4. Support roll (1) in accordance with claim 2, wherein one of the journals (4, 5) is formed with a threaded bore (10).

5. Support roll (1) in accordance with claim 1, wherein the interior of the shell (2) is cylindrically formed.

6. Support roll (1) in accordance with claim 1, wherein the interior of the shell (2) is formed as a conical frustum.

7. Support roll (1) in accordance with claim 1, wherein the shell (2) is made of a high-grade, cast and/or forged steel that has been quenched and tempered.

8. Support roll (1) in accordance with claim 1, wherein the shell (2) is formed with a wear-resistant buildup weld on its outer circumferential surface.
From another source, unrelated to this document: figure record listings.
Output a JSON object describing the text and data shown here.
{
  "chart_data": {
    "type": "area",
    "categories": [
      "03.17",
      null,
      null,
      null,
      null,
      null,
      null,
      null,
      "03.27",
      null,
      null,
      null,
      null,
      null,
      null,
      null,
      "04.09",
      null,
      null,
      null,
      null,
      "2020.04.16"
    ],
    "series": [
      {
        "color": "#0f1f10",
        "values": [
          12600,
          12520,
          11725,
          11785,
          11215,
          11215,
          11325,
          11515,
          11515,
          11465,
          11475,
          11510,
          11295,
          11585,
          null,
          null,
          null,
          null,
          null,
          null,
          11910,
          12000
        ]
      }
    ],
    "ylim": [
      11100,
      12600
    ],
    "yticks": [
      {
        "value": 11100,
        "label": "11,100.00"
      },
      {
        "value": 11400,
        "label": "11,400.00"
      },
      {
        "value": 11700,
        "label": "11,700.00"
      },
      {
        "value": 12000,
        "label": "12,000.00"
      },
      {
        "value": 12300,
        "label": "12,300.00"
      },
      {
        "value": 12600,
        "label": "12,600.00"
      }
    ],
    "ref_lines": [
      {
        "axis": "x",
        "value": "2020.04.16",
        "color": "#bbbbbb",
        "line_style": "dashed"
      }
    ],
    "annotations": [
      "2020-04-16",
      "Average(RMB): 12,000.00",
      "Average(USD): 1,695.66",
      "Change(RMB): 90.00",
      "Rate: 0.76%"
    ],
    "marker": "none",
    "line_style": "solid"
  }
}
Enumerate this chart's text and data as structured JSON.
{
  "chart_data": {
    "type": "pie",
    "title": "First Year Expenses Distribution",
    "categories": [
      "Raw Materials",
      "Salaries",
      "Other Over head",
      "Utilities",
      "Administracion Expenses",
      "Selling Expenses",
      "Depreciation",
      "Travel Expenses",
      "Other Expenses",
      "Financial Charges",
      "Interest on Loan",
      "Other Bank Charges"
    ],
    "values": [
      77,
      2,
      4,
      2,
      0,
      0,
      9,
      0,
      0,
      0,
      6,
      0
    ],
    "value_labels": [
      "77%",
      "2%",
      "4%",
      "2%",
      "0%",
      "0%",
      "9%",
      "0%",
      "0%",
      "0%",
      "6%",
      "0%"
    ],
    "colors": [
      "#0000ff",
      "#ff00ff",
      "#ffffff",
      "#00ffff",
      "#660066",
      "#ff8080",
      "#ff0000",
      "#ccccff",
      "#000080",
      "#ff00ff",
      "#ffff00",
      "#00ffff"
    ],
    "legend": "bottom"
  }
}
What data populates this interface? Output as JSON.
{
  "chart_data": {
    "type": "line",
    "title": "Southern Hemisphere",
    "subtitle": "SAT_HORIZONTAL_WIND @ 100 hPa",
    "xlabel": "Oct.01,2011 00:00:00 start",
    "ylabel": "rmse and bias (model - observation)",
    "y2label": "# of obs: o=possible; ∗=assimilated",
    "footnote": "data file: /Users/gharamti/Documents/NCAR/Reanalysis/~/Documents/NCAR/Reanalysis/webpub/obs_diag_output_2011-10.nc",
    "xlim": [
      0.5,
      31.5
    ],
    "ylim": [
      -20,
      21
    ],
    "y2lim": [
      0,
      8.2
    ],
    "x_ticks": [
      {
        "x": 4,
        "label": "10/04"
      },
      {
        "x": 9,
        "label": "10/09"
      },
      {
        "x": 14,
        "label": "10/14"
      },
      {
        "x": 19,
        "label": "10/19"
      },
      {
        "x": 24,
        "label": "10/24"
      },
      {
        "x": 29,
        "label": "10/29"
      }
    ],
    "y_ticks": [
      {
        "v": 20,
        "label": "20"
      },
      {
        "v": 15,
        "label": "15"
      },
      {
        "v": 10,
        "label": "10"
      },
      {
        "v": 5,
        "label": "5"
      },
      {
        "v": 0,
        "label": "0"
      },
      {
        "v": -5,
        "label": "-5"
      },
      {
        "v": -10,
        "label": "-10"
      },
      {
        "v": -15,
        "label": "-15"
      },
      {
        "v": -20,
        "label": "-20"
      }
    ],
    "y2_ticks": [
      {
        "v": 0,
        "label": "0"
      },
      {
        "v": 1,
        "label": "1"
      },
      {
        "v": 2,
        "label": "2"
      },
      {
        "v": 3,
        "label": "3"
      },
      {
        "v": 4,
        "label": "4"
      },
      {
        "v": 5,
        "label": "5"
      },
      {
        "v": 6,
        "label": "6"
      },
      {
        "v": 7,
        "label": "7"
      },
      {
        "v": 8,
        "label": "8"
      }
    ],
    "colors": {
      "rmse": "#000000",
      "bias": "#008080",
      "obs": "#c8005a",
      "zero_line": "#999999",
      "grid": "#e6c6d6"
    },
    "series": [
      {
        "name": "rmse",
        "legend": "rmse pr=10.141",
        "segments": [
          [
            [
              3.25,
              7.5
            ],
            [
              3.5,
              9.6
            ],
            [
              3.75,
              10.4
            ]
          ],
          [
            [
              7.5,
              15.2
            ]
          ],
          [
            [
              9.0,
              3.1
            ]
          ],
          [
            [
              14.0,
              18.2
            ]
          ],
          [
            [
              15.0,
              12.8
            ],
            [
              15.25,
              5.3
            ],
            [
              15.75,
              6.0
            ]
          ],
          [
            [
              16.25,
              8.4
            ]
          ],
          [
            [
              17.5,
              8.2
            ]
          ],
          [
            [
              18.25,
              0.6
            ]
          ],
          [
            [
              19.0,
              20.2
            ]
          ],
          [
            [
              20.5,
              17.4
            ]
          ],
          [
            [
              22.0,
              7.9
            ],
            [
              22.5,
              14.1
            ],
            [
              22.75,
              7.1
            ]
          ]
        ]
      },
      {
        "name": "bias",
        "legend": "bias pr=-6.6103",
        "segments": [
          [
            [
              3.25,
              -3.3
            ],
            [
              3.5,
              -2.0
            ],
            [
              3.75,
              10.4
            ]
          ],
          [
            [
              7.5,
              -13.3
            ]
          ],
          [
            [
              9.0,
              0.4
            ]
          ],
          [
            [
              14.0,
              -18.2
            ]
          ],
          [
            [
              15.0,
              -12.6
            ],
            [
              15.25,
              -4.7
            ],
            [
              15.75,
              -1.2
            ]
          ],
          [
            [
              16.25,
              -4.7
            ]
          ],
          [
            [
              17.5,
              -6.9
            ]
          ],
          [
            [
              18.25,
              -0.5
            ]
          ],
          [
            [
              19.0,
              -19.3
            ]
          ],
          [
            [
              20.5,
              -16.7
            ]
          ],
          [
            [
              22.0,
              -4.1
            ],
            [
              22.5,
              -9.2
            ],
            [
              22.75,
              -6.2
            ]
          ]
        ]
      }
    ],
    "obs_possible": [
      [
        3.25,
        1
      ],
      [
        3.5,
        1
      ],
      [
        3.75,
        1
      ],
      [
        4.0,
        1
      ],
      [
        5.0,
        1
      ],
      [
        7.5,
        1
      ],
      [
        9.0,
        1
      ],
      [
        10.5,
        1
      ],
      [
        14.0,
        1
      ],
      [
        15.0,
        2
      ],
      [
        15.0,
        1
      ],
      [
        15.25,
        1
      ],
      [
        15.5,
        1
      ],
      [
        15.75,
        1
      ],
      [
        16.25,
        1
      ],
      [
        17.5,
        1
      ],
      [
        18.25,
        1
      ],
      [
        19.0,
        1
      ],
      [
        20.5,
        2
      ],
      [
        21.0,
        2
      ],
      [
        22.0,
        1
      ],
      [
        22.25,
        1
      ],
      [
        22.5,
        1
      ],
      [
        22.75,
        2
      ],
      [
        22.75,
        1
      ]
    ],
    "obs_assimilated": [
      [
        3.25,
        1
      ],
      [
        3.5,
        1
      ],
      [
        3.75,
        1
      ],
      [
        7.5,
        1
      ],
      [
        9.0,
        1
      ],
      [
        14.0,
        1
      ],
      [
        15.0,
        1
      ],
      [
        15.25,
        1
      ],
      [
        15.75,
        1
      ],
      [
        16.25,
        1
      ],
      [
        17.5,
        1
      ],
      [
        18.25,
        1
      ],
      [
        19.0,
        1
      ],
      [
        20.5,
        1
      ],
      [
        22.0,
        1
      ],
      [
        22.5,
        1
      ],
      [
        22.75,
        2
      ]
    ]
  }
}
9. Support roll (1) in accordance with claim 1, wherein the shell (2) is formed with several barrel or shrink rings (16) on its outer circumferential surface.

10. Support roll (1) in accordance with claim 1, wherein one end of the shell (2) is formed with a journal (12).

11. Method for producing a support roll (1), especially a support roll (1) in accordance with claim 1, wherein the shell (1) is internally heated, a right journal (5) and a left journal (4) are inserted in the shell (1), and the shell (1) is then cooled.

12. Method in accordance with claim 11, wherein the right journal (5) and the left journal (4) are pretensioned with respect to each other by at least one tie rod, pretensioning bolt or the like.

13. Method in accordance with claim 11, wherein the tie rod, pretensioning bolt or the like is screwed into a threaded bore (10), which is formed in one of the two journals (4, 5).

14. Method in accordance with claim 11, wherein at least one bushing is mounted inside the shell (2) between the journals (4, 5).

15. Method in accordance with claim 11, wherein the outer surface of the shell (2) is provided with a wear-resistant buildup weld.

16. Method in accordance with claim 11, wherein a stop edge (8, 9) of each journal (4, 5) is positioned against the end face (6, 7) of the shell (2).